A Garageless nation is a Godless nation!
USA Today is reporting that just in time for those last-ditch attack ads connecting Pres. Obama with Jeremiah Wright, a new report about the state of the American housing market has revealed that racists’ favorite part of a house, the porch, is making a major comeback in new construction. Americans seem to want to spend more time outside these days, and that’s not just because global warming has rendered places like North Dakota tropical and pleasant all year long.
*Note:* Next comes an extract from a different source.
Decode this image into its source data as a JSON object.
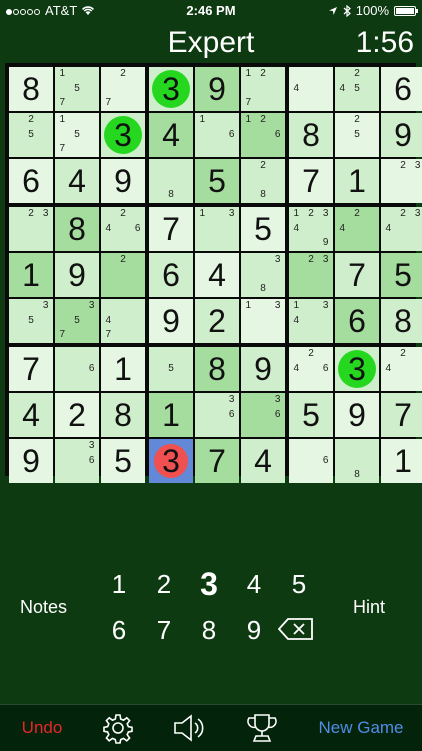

This same USA Today story though has some dark warning signs: while housing purchases are beginning to rebound from the devastation of the Great Recession, the number of garageless houses being built has nearly doubled. Oh sure, you can say it’s the push for sustainable transportation alternatives and new walkable neighborhoods that allow people to eschew the use of cars, but I say it’s socialism! Think about how many cherish moments of the American dream, from surruptiously smoking weed as a teen to surruptiously drinking whiskey to deal with your crumbling marriage, take place in garages! Indeed, just imagining ourselves as a nation of entrepeneurs tinkering away in the garage is the one thing that sustains our horrifying cubicle monkey lives.
Save Lady Liberty! Save the Garage! For without them we’re not America. Plus we won’t have any place to store our nation’s unwanted skis and broken lawnmowers.